We were alone at the waterhole, and in the still morning, we could clearly hear the lion lapping up the water. Eventually he lay down and drank.
I have opened the window to take these photographs, and now my hands are ice cold, and I wonder if the camera can operate in these conditions. Again we look around for the rest of the pride, but nothing. The lion retreats to a bush on the other side of the riverbed, and we decide its time to warm up with coffee and breakfast.
By 10am, there are 8 cars watching the sleeping lion, and a few gemsbok drinking at the waterhole. Perhaps somebody can explain why lions are so fond of porcupines? Is this all that lone males can successfully hunt?
We leave and head back north, passing some giraffe,
And at Craig Lockhart, 33 ostriches.

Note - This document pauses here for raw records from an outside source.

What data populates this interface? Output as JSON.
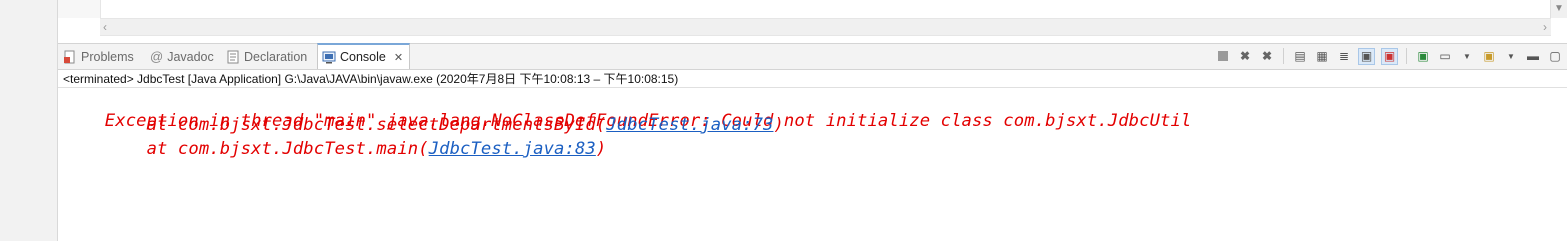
{
  "tabs": [
    {
      "label": "Problems",
      "icon": "problems-icon"
    },
    {
      "label": "Javadoc",
      "icon": "javadoc-icon"
    },
    {
      "label": "Declaration",
      "icon": "declaration-icon"
    },
    {
      "label": "Console",
      "icon": "console-icon",
      "active": true
    }
  ],
  "console": {
    "status": "<terminated> JdbcTest [Java Application] G:\\Java\\JAVA\\bin\\javaw.exe  (2020年7月8日 下午10:08:13 – 下午10:08:15)",
    "line1": "Exception in thread \"main\" java.lang.NoClassDefFoundError: Could not initialize class com.bjsxt.JdbcUtil",
    "line2_prefix": "        at com.bjsxt.JdbcTest.selectDepartmentsById(",
    "line2_link": "JdbcTest.java:73",
    "line2_suffix": ")",
    "line3_prefix": "        at com.bjsxt.JdbcTest.main(",
    "line3_link": "JdbcTest.java:83",
    "line3_suffix": ")"
  },
  "colors": {
    "error_text": "#e30000",
    "link": "#1b5fc2"
  }
}
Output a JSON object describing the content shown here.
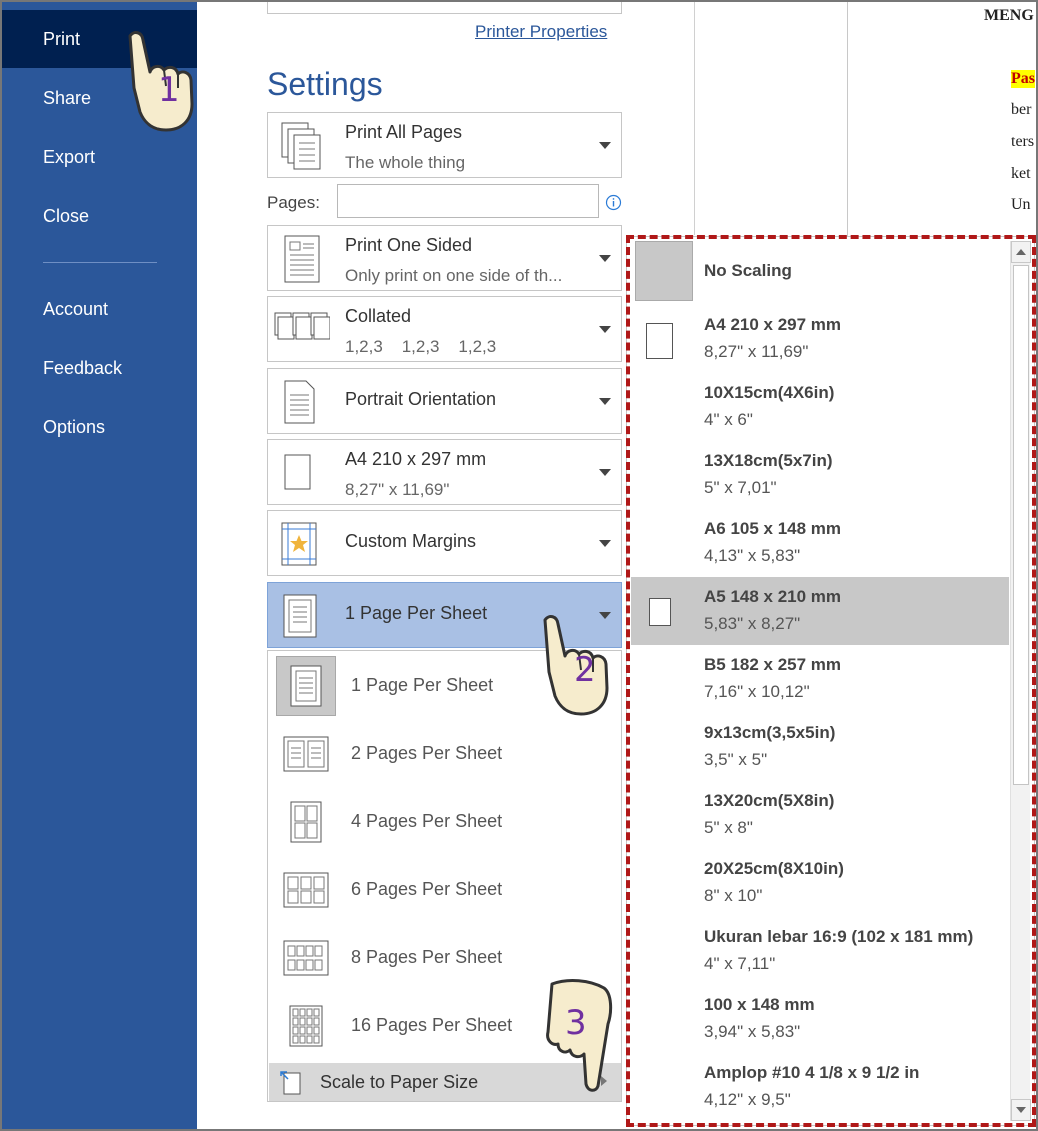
{
  "nav": {
    "items": [
      {
        "label": "Print",
        "active": true
      },
      {
        "label": "Share"
      },
      {
        "label": "Export"
      },
      {
        "label": "Close"
      },
      {
        "label": "Account"
      },
      {
        "label": "Feedback"
      },
      {
        "label": "Options"
      }
    ]
  },
  "printer": {
    "properties_link": "Printer Properties"
  },
  "settings": {
    "title": "Settings",
    "print_range": {
      "label": "Print All Pages",
      "sub": "The whole thing"
    },
    "pages": {
      "label": "Pages:",
      "value": "",
      "info_icon": "info-icon"
    },
    "sides": {
      "label": "Print One Sided",
      "sub": "Only print on one side of th..."
    },
    "collation": {
      "label": "Collated",
      "sub": "1,2,3    1,2,3    1,2,3"
    },
    "orientation": {
      "label": "Portrait Orientation"
    },
    "paper": {
      "label": "A4 210 x 297 mm",
      "sub": "8,27\" x 11,69\""
    },
    "margins": {
      "label": "Custom Margins"
    },
    "per_sheet": {
      "label": "1 Page Per Sheet"
    }
  },
  "per_sheet_menu": {
    "items": [
      {
        "label": "1 Page Per Sheet",
        "selected": true
      },
      {
        "label": "2 Pages Per Sheet"
      },
      {
        "label": "4 Pages Per Sheet"
      },
      {
        "label": "6 Pages Per Sheet"
      },
      {
        "label": "8 Pages Per Sheet"
      },
      {
        "label": "16 Pages Per Sheet"
      }
    ],
    "scale": {
      "label": "Scale to Paper Size"
    }
  },
  "paper_sizes": {
    "items": [
      {
        "name": "No Scaling",
        "dims": ""
      },
      {
        "name": "A4 210 x 297 mm",
        "dims": "8,27\" x 11,69\""
      },
      {
        "name": "10X15cm(4X6in)",
        "dims": "4\" x 6\""
      },
      {
        "name": "13X18cm(5x7in)",
        "dims": "5\" x 7,01\""
      },
      {
        "name": "A6 105 x 148 mm",
        "dims": "4,13\" x 5,83\""
      },
      {
        "name": "A5 148 x 210 mm",
        "dims": "5,83\" x 8,27\"",
        "selected": true
      },
      {
        "name": "B5 182 x 257 mm",
        "dims": "7,16\" x 10,12\""
      },
      {
        "name": "9x13cm(3,5x5in)",
        "dims": "3,5\" x 5\""
      },
      {
        "name": "13X20cm(5X8in)",
        "dims": "5\" x 8\""
      },
      {
        "name": "20X25cm(8X10in)",
        "dims": "8\" x 10\""
      },
      {
        "name": "Ukuran lebar 16:9 (102 x 181 mm)",
        "dims": "4\" x 7,11\""
      },
      {
        "name": "100 x 148 mm",
        "dims": "3,94\" x 5,83\""
      },
      {
        "name": "Amplop #10 4 1/8 x 9 1/2 in",
        "dims": "4,12\" x 9,5\""
      }
    ]
  },
  "preview": {
    "lines": [
      "MENG",
      "Pas",
      "ber",
      "ters",
      "ket",
      "Un"
    ]
  },
  "steps": [
    "1",
    "2",
    "3"
  ],
  "colors": {
    "nav_bg": "#2b579a",
    "nav_active": "#002050",
    "selected_row": "#a9c0e4",
    "highlight_border": "#b01818",
    "step_number": "#7030a0",
    "preview_highlight": "#ffff00"
  }
}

We notice two gemsbok scuffling in the dust, but only closer to the waterhole do we pick up the injury suffered by this gemsbok, from a wound on its side.
Craig Lockhart, like the 13th waterhole, is completely dry.
Returned to Mata Mata. A cold wind has again sprung up from the south
. The warmest place is in the car, so we head out again at 3pm, and spot 2 African wild cats.
Stopped at Dalkeith for afternoon drinks, but the whole area is deserted, only some doves for company.
At Sitzas, watch a giraffe family patiently wait for a lone wildebeest to exit the waterhole, before cautiously coming in to drink.
Back at camp at 6pm, the wind is once again howling up from the south, the temperature reads 6 degrees. No ways am I going without a braai for a 3rd night
So alone outside, not another person in sight, I make a fire and shelter it from the southerly gusts, standing as close to the fire as possible, and hoping that I would not accidentally set Namibia alight
. With a glass of medicinal liquid in one hand, the other buried in a pocket, I kept an eye open for the resident genet.
What the neighbours thought, I will never know. The lamb chops never tasted better.